Vice Chancellor Joseph Slights of the Delaware Chancery Court ruled four weeks after allowing former Viacom shareholders to pursue similar claims.

In a 157-page decision, Slights said it was reasonable to infer that the merger process was not fair and CBS “substantially” overpaid for Viacom.

Redstone’s National Amusements Inc had controlled about 80% of the voting power of both Viacom and CBS, despite owning only about 10% of the respective shares.

Slights said the plaintiffs’ claims “allow a reasonable inference that CBS’s acquisition of Viacom was motivated not only by Ms. Redstone’s concerns about Viacom’s viability as a going concern, but also her desire to shop NAI following their consolidation.”

He said the evidence suggested that CBS directors might have approved the merger to “appease” Redstone, who had a “dogged determination to make this deal happen one way or the other.”

Lawyers for Redstone, the former CBS directors and the shareholders did not immediately respond to requests for comment.

Redstone is non-executive chairman of New York-based ViacomCBS, whose businesses include CBS television, CBS News, Showtime, Comedy Central, MTV, Nickelodeon and the Paramount movie studio.

The merger followed unsuccessful merger attempts in 2016 and 2018. Sumner Redstone had split the companies at the beginning of 2006. He died in August at age 97.
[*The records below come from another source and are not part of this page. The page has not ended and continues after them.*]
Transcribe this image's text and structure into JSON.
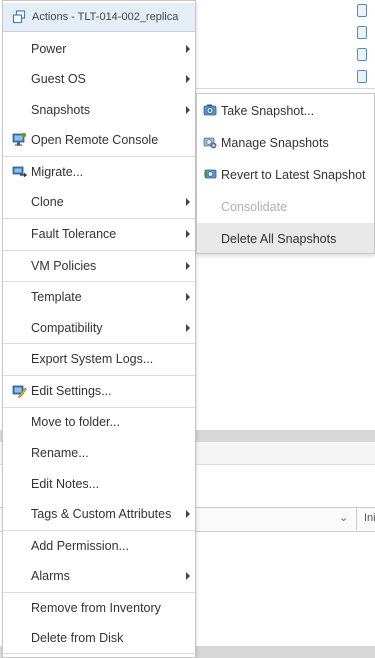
{
  "menu": {
    "title": "Actions - TLT-014-002_replica",
    "items": [
      {
        "label": "Power",
        "has_submenu": true
      },
      {
        "label": "Guest OS",
        "has_submenu": true
      },
      {
        "label": "Snapshots",
        "has_submenu": true
      },
      {
        "label": "Open Remote Console",
        "has_submenu": false
      },
      {
        "label": "Migrate...",
        "has_submenu": false
      },
      {
        "label": "Clone",
        "has_submenu": true
      },
      {
        "label": "Fault Tolerance",
        "has_submenu": true
      },
      {
        "label": "VM Policies",
        "has_submenu": true
      },
      {
        "label": "Template",
        "has_submenu": true
      },
      {
        "label": "Compatibility",
        "has_submenu": true
      },
      {
        "label": "Export System Logs...",
        "has_submenu": false
      },
      {
        "label": "Edit Settings...",
        "has_submenu": false
      },
      {
        "label": "Move to folder...",
        "has_submenu": false
      },
      {
        "label": "Rename...",
        "has_submenu": false
      },
      {
        "label": "Edit Notes...",
        "has_submenu": false
      },
      {
        "label": "Tags & Custom Attributes",
        "has_submenu": true
      },
      {
        "label": "Add Permission...",
        "has_submenu": false
      },
      {
        "label": "Alarms",
        "has_submenu": true
      },
      {
        "label": "Remove from Inventory",
        "has_submenu": false
      },
      {
        "label": "Delete from Disk",
        "has_submenu": false
      }
    ]
  },
  "submenu": {
    "items": [
      {
        "label": "Take Snapshot...",
        "icon": "take-snapshot-icon",
        "enabled": true
      },
      {
        "label": "Manage Snapshots",
        "icon": "manage-snapshots-icon",
        "enabled": true
      },
      {
        "label": "Revert to Latest Snapshot",
        "icon": "revert-snapshot-icon",
        "enabled": true
      },
      {
        "label": "Consolidate",
        "icon": "",
        "enabled": false
      },
      {
        "label": "Delete All Snapshots",
        "icon": "",
        "enabled": true,
        "hovered": true
      }
    ]
  },
  "background": {
    "column_label": "Ini"
  },
  "colors": {
    "header_bg": "#e5eef6",
    "hover_bg": "#e8e8e8",
    "disabled_text": "#b0b0b0",
    "accent_blue": "#3a79b8"
  }
}
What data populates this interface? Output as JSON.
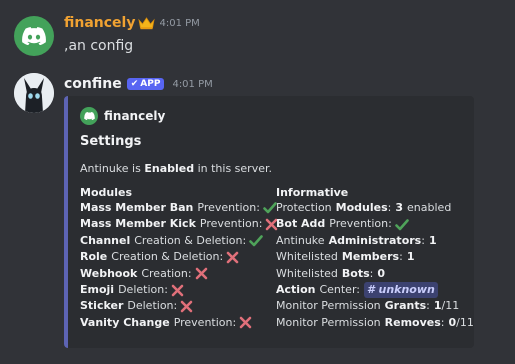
{
  "messages": [
    {
      "username": "financely",
      "username_color": "#f0a232",
      "badge_icon": "crown-icon",
      "time": "4:01 PM",
      "content": ",an config"
    },
    {
      "username": "confine",
      "username_color": "#f2f3f5",
      "app_badge": "APP",
      "time": "4:01 PM",
      "embed": {
        "author": "financely",
        "title": "Settings",
        "description": {
          "pre": "Antinuke is",
          "bold": "Enabled",
          "post": "in this server."
        },
        "modules_title": "Modules",
        "modules": [
          {
            "bold": "Mass Member Ban",
            "rest": "Prevention:",
            "status": "check"
          },
          {
            "bold": "Mass Member Kick",
            "rest": "Prevention:",
            "status": "cross"
          },
          {
            "bold": "Channel",
            "rest": "Creation & Deletion:",
            "status": "check"
          },
          {
            "bold": "Role",
            "rest": "Creation & Deletion:",
            "status": "cross"
          },
          {
            "bold": "Webhook",
            "rest": "Creation:",
            "status": "cross"
          },
          {
            "bold": "Emoji",
            "rest": "Deletion:",
            "status": "cross"
          },
          {
            "bold": "Sticker",
            "rest": "Deletion:",
            "status": "cross"
          },
          {
            "bold": "Vanity Change",
            "rest": "Prevention:",
            "status": "cross"
          }
        ],
        "informative_title": "Informative",
        "informative": [
          {
            "pre": "Protection",
            "bold": "Modules",
            "post": ":",
            "value_bold": "3",
            "value_rest": "enabled"
          },
          {
            "pre": "",
            "bold": "Bot Add",
            "post": "Prevention:",
            "status": "check"
          },
          {
            "pre": "Antinuke",
            "bold": "Administrators",
            "post": ":",
            "value_bold": "1"
          },
          {
            "pre": "Whitelisted",
            "bold": "Members",
            "post": ":",
            "value_bold": "1"
          },
          {
            "pre": "Whitelisted",
            "bold": "Bots",
            "post": ":",
            "value_bold": "0"
          },
          {
            "pre": "",
            "bold": "Action",
            "post": "Center:",
            "channel": "# unknown"
          },
          {
            "pre": "Monitor Permission",
            "bold": "Grants",
            "post": ":",
            "value_bold": "1",
            "value_rest": "/11"
          },
          {
            "pre": "Monitor Permission",
            "bold": "Removes",
            "post": ":",
            "value_bold": "0",
            "value_rest": "/11"
          }
        ]
      }
    }
  ],
  "colors": {
    "check": "#4fa35a",
    "cross": "#e0707a",
    "embed_border": "#5d64b4"
  }
}
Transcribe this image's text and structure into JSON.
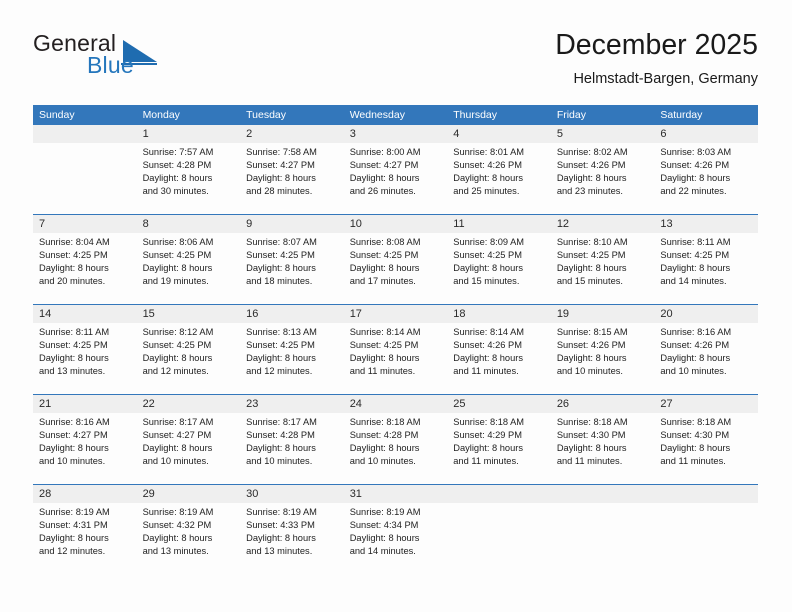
{
  "brand": {
    "word1": "General",
    "word2": "Blue",
    "logo_icon": "blue-triangle-icon",
    "accent_color": "#1f6cb0"
  },
  "header": {
    "month_title": "December 2025",
    "location": "Helmstadt-Bargen, Germany"
  },
  "theme": {
    "header_row_bg": "#3377bb",
    "daynum_bg": "#efefef",
    "page_bg": "#fdfdfd",
    "text": "#222222"
  },
  "weekday_headers": [
    "Sunday",
    "Monday",
    "Tuesday",
    "Wednesday",
    "Thursday",
    "Friday",
    "Saturday"
  ],
  "weeks": [
    [
      {
        "day": "",
        "lines": []
      },
      {
        "day": "1",
        "lines": [
          "Sunrise: 7:57 AM",
          "Sunset: 4:28 PM",
          "Daylight: 8 hours",
          "and 30 minutes."
        ]
      },
      {
        "day": "2",
        "lines": [
          "Sunrise: 7:58 AM",
          "Sunset: 4:27 PM",
          "Daylight: 8 hours",
          "and 28 minutes."
        ]
      },
      {
        "day": "3",
        "lines": [
          "Sunrise: 8:00 AM",
          "Sunset: 4:27 PM",
          "Daylight: 8 hours",
          "and 26 minutes."
        ]
      },
      {
        "day": "4",
        "lines": [
          "Sunrise: 8:01 AM",
          "Sunset: 4:26 PM",
          "Daylight: 8 hours",
          "and 25 minutes."
        ]
      },
      {
        "day": "5",
        "lines": [
          "Sunrise: 8:02 AM",
          "Sunset: 4:26 PM",
          "Daylight: 8 hours",
          "and 23 minutes."
        ]
      },
      {
        "day": "6",
        "lines": [
          "Sunrise: 8:03 AM",
          "Sunset: 4:26 PM",
          "Daylight: 8 hours",
          "and 22 minutes."
        ]
      }
    ],
    [
      {
        "day": "7",
        "lines": [
          "Sunrise: 8:04 AM",
          "Sunset: 4:25 PM",
          "Daylight: 8 hours",
          "and 20 minutes."
        ]
      },
      {
        "day": "8",
        "lines": [
          "Sunrise: 8:06 AM",
          "Sunset: 4:25 PM",
          "Daylight: 8 hours",
          "and 19 minutes."
        ]
      },
      {
        "day": "9",
        "lines": [
          "Sunrise: 8:07 AM",
          "Sunset: 4:25 PM",
          "Daylight: 8 hours",
          "and 18 minutes."
        ]
      },
      {
        "day": "10",
        "lines": [
          "Sunrise: 8:08 AM",
          "Sunset: 4:25 PM",
          "Daylight: 8 hours",
          "and 17 minutes."
        ]
      },
      {
        "day": "11",
        "lines": [
          "Sunrise: 8:09 AM",
          "Sunset: 4:25 PM",
          "Daylight: 8 hours",
          "and 15 minutes."
        ]
      },
      {
        "day": "12",
        "lines": [
          "Sunrise: 8:10 AM",
          "Sunset: 4:25 PM",
          "Daylight: 8 hours",
          "and 15 minutes."
        ]
      },
      {
        "day": "13",
        "lines": [
          "Sunrise: 8:11 AM",
          "Sunset: 4:25 PM",
          "Daylight: 8 hours",
          "and 14 minutes."
        ]
      }
    ],
    [
      {
        "day": "14",
        "lines": [
          "Sunrise: 8:11 AM",
          "Sunset: 4:25 PM",
          "Daylight: 8 hours",
          "and 13 minutes."
        ]
      },
      {
        "day": "15",
        "lines": [
          "Sunrise: 8:12 AM",
          "Sunset: 4:25 PM",
          "Daylight: 8 hours",
          "and 12 minutes."
        ]
      },
      {
        "day": "16",
        "lines": [
          "Sunrise: 8:13 AM",
          "Sunset: 4:25 PM",
          "Daylight: 8 hours",
          "and 12 minutes."
        ]
      },
      {
        "day": "17",
        "lines": [
          "Sunrise: 8:14 AM",
          "Sunset: 4:25 PM",
          "Daylight: 8 hours",
          "and 11 minutes."
        ]
      },
      {
        "day": "18",
        "lines": [
          "Sunrise: 8:14 AM",
          "Sunset: 4:26 PM",
          "Daylight: 8 hours",
          "and 11 minutes."
        ]
      },
      {
        "day": "19",
        "lines": [
          "Sunrise: 8:15 AM",
          "Sunset: 4:26 PM",
          "Daylight: 8 hours",
          "and 10 minutes."
        ]
      },
      {
        "day": "20",
        "lines": [
          "Sunrise: 8:16 AM",
          "Sunset: 4:26 PM",
          "Daylight: 8 hours",
          "and 10 minutes."
        ]
      }
    ],
    [
      {
        "day": "21",
        "lines": [
          "Sunrise: 8:16 AM",
          "Sunset: 4:27 PM",
          "Daylight: 8 hours",
          "and 10 minutes."
        ]
      },
      {
        "day": "22",
        "lines": [
          "Sunrise: 8:17 AM",
          "Sunset: 4:27 PM",
          "Daylight: 8 hours",
          "and 10 minutes."
        ]
      },
      {
        "day": "23",
        "lines": [
          "Sunrise: 8:17 AM",
          "Sunset: 4:28 PM",
          "Daylight: 8 hours",
          "and 10 minutes."
        ]
      },
      {
        "day": "24",
        "lines": [
          "Sunrise: 8:18 AM",
          "Sunset: 4:28 PM",
          "Daylight: 8 hours",
          "and 10 minutes."
        ]
      },
      {
        "day": "25",
        "lines": [
          "Sunrise: 8:18 AM",
          "Sunset: 4:29 PM",
          "Daylight: 8 hours",
          "and 11 minutes."
        ]
      },
      {
        "day": "26",
        "lines": [
          "Sunrise: 8:18 AM",
          "Sunset: 4:30 PM",
          "Daylight: 8 hours",
          "and 11 minutes."
        ]
      },
      {
        "day": "27",
        "lines": [
          "Sunrise: 8:18 AM",
          "Sunset: 4:30 PM",
          "Daylight: 8 hours",
          "and 11 minutes."
        ]
      }
    ],
    [
      {
        "day": "28",
        "lines": [
          "Sunrise: 8:19 AM",
          "Sunset: 4:31 PM",
          "Daylight: 8 hours",
          "and 12 minutes."
        ]
      },
      {
        "day": "29",
        "lines": [
          "Sunrise: 8:19 AM",
          "Sunset: 4:32 PM",
          "Daylight: 8 hours",
          "and 13 minutes."
        ]
      },
      {
        "day": "30",
        "lines": [
          "Sunrise: 8:19 AM",
          "Sunset: 4:33 PM",
          "Daylight: 8 hours",
          "and 13 minutes."
        ]
      },
      {
        "day": "31",
        "lines": [
          "Sunrise: 8:19 AM",
          "Sunset: 4:34 PM",
          "Daylight: 8 hours",
          "and 14 minutes."
        ]
      },
      {
        "day": "",
        "lines": []
      },
      {
        "day": "",
        "lines": []
      },
      {
        "day": "",
        "lines": []
      }
    ]
  ]
}
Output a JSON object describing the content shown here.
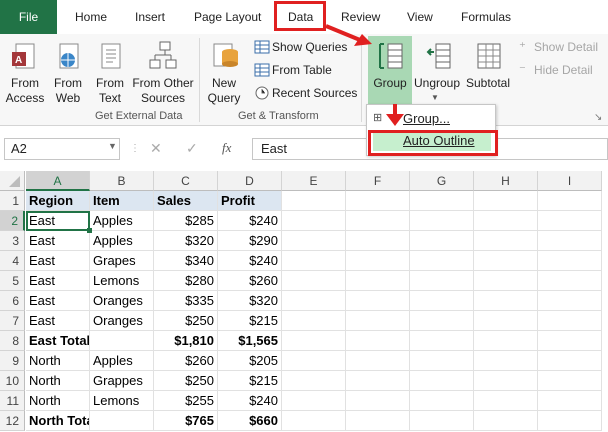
{
  "tabs": [
    {
      "label": "File"
    },
    {
      "label": "Home"
    },
    {
      "label": "Insert"
    },
    {
      "label": "Page Layout"
    },
    {
      "label": "Data"
    },
    {
      "label": "Review"
    },
    {
      "label": "View"
    },
    {
      "label": "Formulas"
    }
  ],
  "ribbon": {
    "get_external": {
      "from_access": "From\nAccess",
      "from_web": "From\nWeb",
      "from_text": "From\nText",
      "from_other": "From Other\nSources",
      "group_label": "Get External Data"
    },
    "get_transform": {
      "new_query": "New\nQuery",
      "show_queries": "Show Queries",
      "from_table": "From Table",
      "recent_sources": "Recent Sources",
      "group_label": "Get & Transform"
    },
    "outline": {
      "group": "Group",
      "ungroup": "Ungroup",
      "subtotal": "Subtotal",
      "show_detail": "Show Detail",
      "hide_detail": "Hide Detail"
    }
  },
  "group_menu": {
    "items": [
      {
        "label": "Group..."
      },
      {
        "label": "Auto Outline"
      }
    ]
  },
  "formula_bar": {
    "name_box": "A2",
    "fx": "fx",
    "content": "East"
  },
  "sheet": {
    "columns": [
      "A",
      "B",
      "C",
      "D",
      "E",
      "F",
      "G",
      "H",
      "I"
    ],
    "rows": [
      "1",
      "2",
      "3",
      "4",
      "5",
      "6",
      "7",
      "8",
      "9",
      "10",
      "11",
      "12"
    ],
    "data": [
      [
        "Region",
        "Item",
        "Sales",
        "Profit"
      ],
      [
        "East",
        "Apples",
        "$285",
        "$240"
      ],
      [
        "East",
        "Apples",
        "$320",
        "$290"
      ],
      [
        "East",
        "Grapes",
        "$340",
        "$240"
      ],
      [
        "East",
        "Lemons",
        "$280",
        "$260"
      ],
      [
        "East",
        "Oranges",
        "$335",
        "$320"
      ],
      [
        "East",
        "Oranges",
        "$250",
        "$215"
      ],
      [
        "East Total",
        "",
        "$1,810",
        "$1,565"
      ],
      [
        "North",
        "Apples",
        "$260",
        "$205"
      ],
      [
        "North",
        "Grappes",
        "$250",
        "$215"
      ],
      [
        "North",
        "Lemons",
        "$255",
        "$240"
      ],
      [
        "North Total",
        "",
        "$765",
        "$660"
      ]
    ]
  },
  "colors": {
    "excel_green": "#217346",
    "header_fill": "#dce6f1",
    "annotation_red": "#e02020",
    "group_highlight": "#a9d8b4",
    "auto_outline_highlight": "#c6efce"
  }
}
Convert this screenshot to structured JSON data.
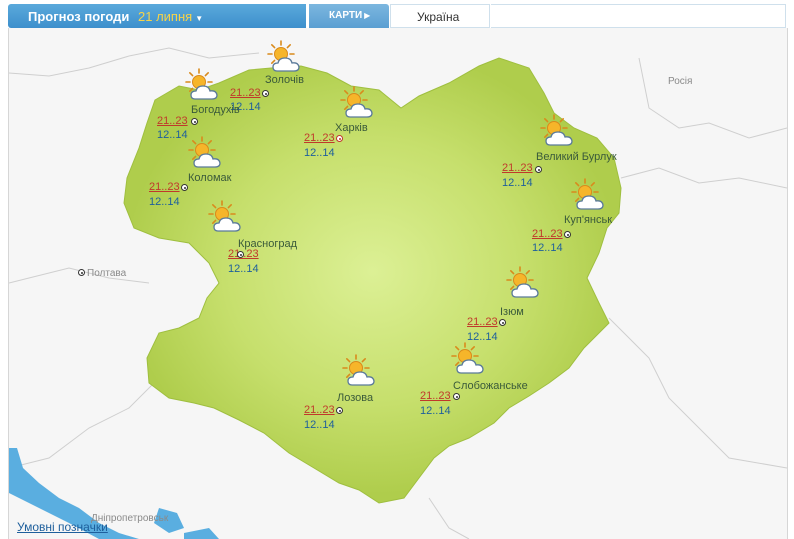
{
  "header": {
    "title": "Прогноз погоди",
    "date": "21 липня",
    "maps_label": "КАРТИ",
    "region_tab": "Україна"
  },
  "neighbors": [
    {
      "name": "Росія"
    },
    {
      "name": "Полтава"
    },
    {
      "name": "Дніпропетровськ"
    }
  ],
  "cities": [
    {
      "name": "Золочів",
      "max": "21..23",
      "min": "12..14",
      "icon": "sun-cloud-icon"
    },
    {
      "name": "Богодухів",
      "max": "21..23",
      "min": "12..14",
      "icon": "sun-cloud-icon"
    },
    {
      "name": "Харків",
      "max": "21..23",
      "min": "12..14",
      "icon": "sun-cloud-icon",
      "capital": true
    },
    {
      "name": "Коломак",
      "max": "21..23",
      "min": "12..14",
      "icon": "sun-cloud-icon"
    },
    {
      "name": "Великий Бурлук",
      "max": "21..23",
      "min": "12..14",
      "icon": "sun-cloud-icon"
    },
    {
      "name": "Куп'янськ",
      "max": "21..23",
      "min": "12..14",
      "icon": "sun-cloud-icon"
    },
    {
      "name": "Красноград",
      "max": "21..23",
      "min": "12..14",
      "icon": "sun-cloud-icon"
    },
    {
      "name": "Ізюм",
      "max": "21..23",
      "min": "12..14",
      "icon": "sun-cloud-icon"
    },
    {
      "name": "Лозова",
      "max": "21..23",
      "min": "12..14",
      "icon": "sun-cloud-icon"
    },
    {
      "name": "Слобожанське",
      "max": "21..23",
      "min": "12..14",
      "icon": "sun-cloud-icon"
    }
  ],
  "footer": {
    "legend_link": "Умовні позначки"
  },
  "colors": {
    "region_fill": "#b6d455",
    "region_center": "#d9ee8e",
    "water": "#5aaee0",
    "max_temp": "#c0392b",
    "min_temp": "#1e5f9c"
  }
}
In a footnote, Slights quoted from “A Dance with Dragons,” a 2011 novel by George R.R. Martin, some of whose works were adapted into the blockbuster HBO series “Game of Thrones.”

He said the CBS and Viacom shareholders’ “competing claims of unfairness call to mind the author’s reference to the adage: ‘A fair bargain leaves both sides unhappy.’ Whether the adage proves true here remains to be seen.”

The case is In re CBS Corp Stockholder Class Action and Derivative Litigation, Delaware Chancery Court, No. 2020-0111.